Lo scoop di Caravaggio? «Falso» Critico condannato per diffamazione
24 Maggio 2016 0 Di luna_rossaL’ Ansa ha sconvolto le certezze del mondo accademico alle 17.50 del 5 luglio 2012: «Caravaggio, trovati cento disegni mai visti». Il lancio successivo, due minuti dopo: «Stima opere, 700 milioni di euro». La tesi, pubblicata in un ebook di 600 pagine: ci sono cento fogli originali del Merisi tra i 1.378 catalogati al Castello Sforzesco, nel civico Gabinetto dei disegni. Gli autori della scoperta: Maurizio Bernardelli Curuz, all’epoca direttore della fondazione Brescia Musei, e Adriana Conconi Fedrigolli In principio furono i lanci di agenzia: poi si è finiti a carte bollate. La sentenza del Tribunale Civile è uscita il 29 aprile: Palazzo Marino ha vinto la causa agli autori dello «scoop» su Caravaggio. I giudici hanno «accertato il contenuto diffamatorio e lesivo nei confronti del Comune di Milano delle dichiarazioni rilasciate il 6 e il 7 luglio 2012 all’Agenzia Ansa da Maurizio Bernardelli Curuz e, per l’effetto, ha condannato detto convenuto al risarcimento del danno subito». La cifra: 50 mila euro, «oltre interessi e spese di lite», 8.720 euro.

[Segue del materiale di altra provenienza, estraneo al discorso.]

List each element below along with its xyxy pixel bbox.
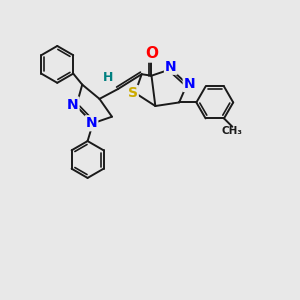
Text: O: O: [145, 46, 158, 62]
Text: S: S: [128, 86, 138, 100]
Text: N: N: [85, 116, 97, 130]
Text: N: N: [184, 77, 195, 91]
Text: N: N: [165, 60, 177, 74]
Text: H: H: [103, 71, 114, 84]
Text: CH₃: CH₃: [222, 126, 243, 136]
Text: N: N: [67, 98, 79, 112]
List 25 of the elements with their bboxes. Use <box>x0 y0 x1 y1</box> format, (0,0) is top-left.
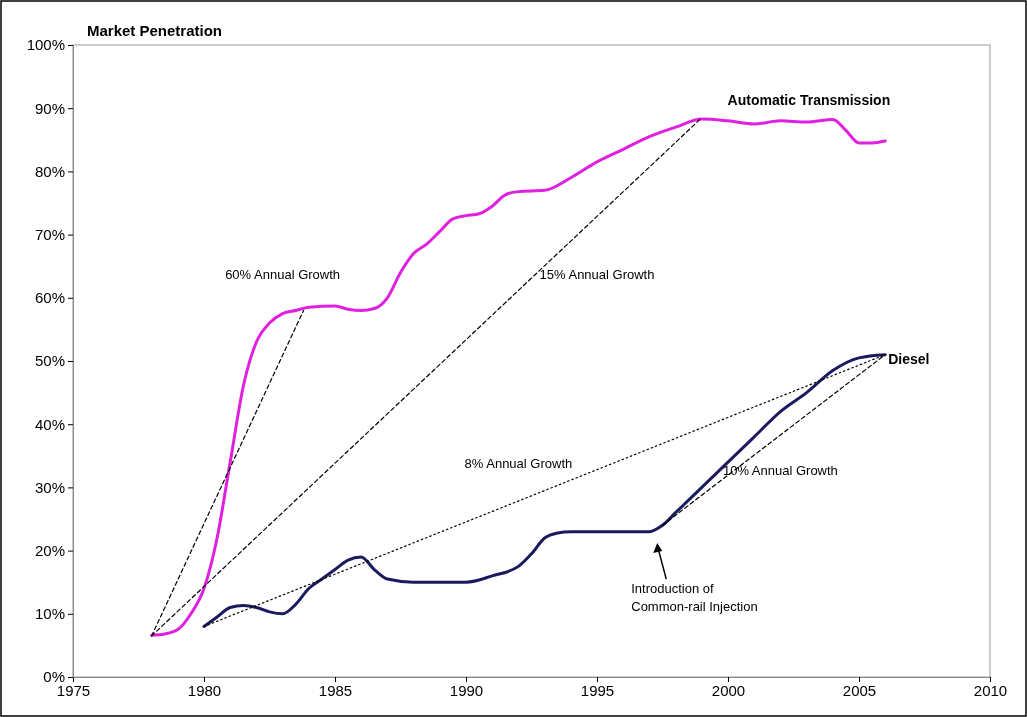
x-tick-label: 2005 <box>842 681 877 699</box>
annotation: 10% Annual Growth <box>722 462 838 478</box>
annotation: Introduction of Common-rail Injection <box>631 581 758 615</box>
y-tick-label: 80% <box>34 162 65 180</box>
x-tick-label: 1985 <box>318 681 353 699</box>
chart-title: Market Penetration <box>87 22 223 39</box>
x-tick-label: 1980 <box>187 681 222 699</box>
y-tick-label: 40% <box>34 415 65 433</box>
series-label: Automatic Transmission <box>727 91 891 108</box>
y-tick-label: 50% <box>34 352 65 370</box>
y-tick-label: 70% <box>34 225 65 243</box>
series-label: Diesel <box>888 350 930 367</box>
annotation: 8% Annual Growth <box>464 456 573 472</box>
y-tick-label: 30% <box>34 478 65 496</box>
y-tick-label: 10% <box>34 605 65 623</box>
annotation: 15% Annual Growth <box>539 266 655 282</box>
y-tick-label: 100% <box>26 36 65 54</box>
annotation: 60% Annual Growth <box>225 266 341 282</box>
x-tick-label: 1990 <box>449 681 484 699</box>
x-tick-label: 1995 <box>580 681 615 699</box>
y-tick-label: 90% <box>34 99 65 117</box>
y-tick-label: 60% <box>34 289 65 307</box>
x-tick-label: 2000 <box>711 681 746 699</box>
x-tick-label: 2010 <box>973 681 1008 699</box>
y-tick-label: 20% <box>34 541 65 559</box>
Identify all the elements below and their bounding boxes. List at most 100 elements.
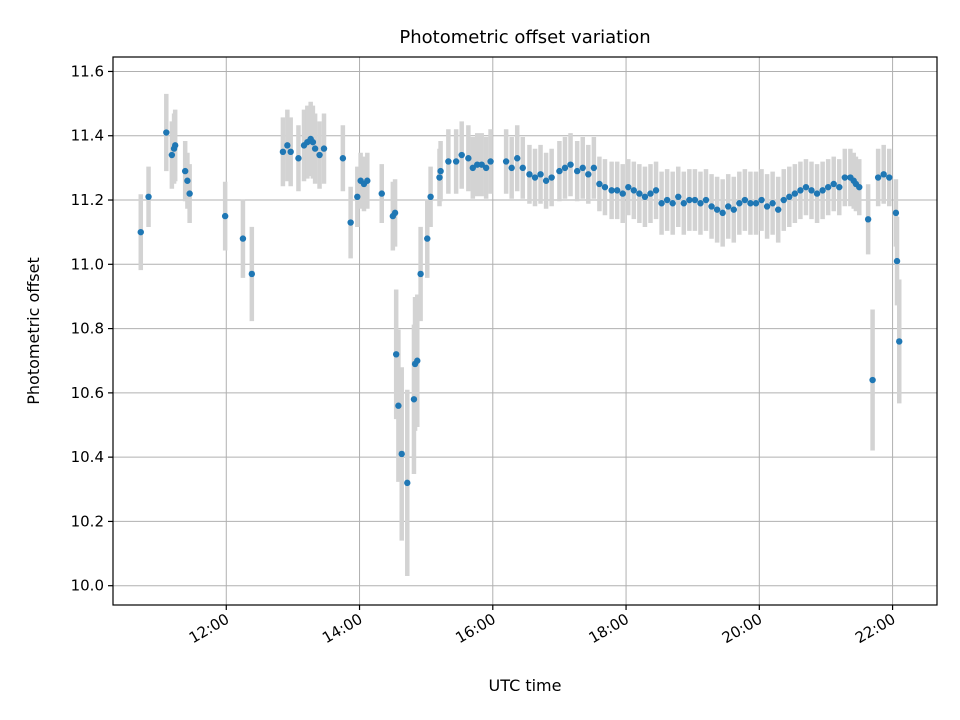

Nell’elenco delle persone citate anche Maria Cristina Ferrari, dipendente della fondazione, Francesca Roman ed Enrico Giustacchini, entrambi giornalisti, la casa editrice Stile Arte Comunicare srl. Fu un abbaglio estivo, hanno sempre detto Palazzo Marino e gli studiosi: una attribuzione debole e maldestra, «una bufala atomica» (cit. Tomaso Montanari). A pagina 37 della sentenza la conferma: «I convenuti non hanno offerto nel presente giudizio la prova della riconducibilità a Caravaggio dei disegni in questione, né alcun riscontro che Bernardelli Curuz e Conconi Fedrigolli abbiano avuto più volte accesso ai disegni al di fuori degli orari d’ufficio». La giunta aveva letto i documenti, consultato gli esperti del Merisi, allestito una mostra e chiamato gli avvocati. L’accusa principale: diffamazione. Le dichiarazioni a verbale dei due studiosi sono state copiate e incollate sulle carte.
Esempi sparsi: «Gli studiosi del Castello Sforzesco farebbero meglio a rassegnare le dimissioni» (6 luglio 2012). «Abbiamo consultato gli archivi diverse volte, anche se fuori dall’orario d’ufficio, accompagnati da altre persone» (7 luglio). Ancora: «La mostra di Peterzano è una mostra di parte» (15 dicembre). La sentenza ha pure accertato «la illegittima acquisizione e utilizzazione da parte di tutti i convenuti delle immagini dei disegni della raccolta del Fondo Peterzano per finalità diverse da quelle dichiarate». Nessun risarcimento, in questo caso: gli autori dell’e-book hanno pagato i diritti di riproduzione. Il parere di Enrico Barbagiovanni, avvocato del Comune, in due righe: «Nonostante la pretesa risarcitoria sia stata limitata dal giudice (palazzo Marino aveva chiesto 100 mila euro, ndr), la decisione del giudice rappresenta un buon risultato».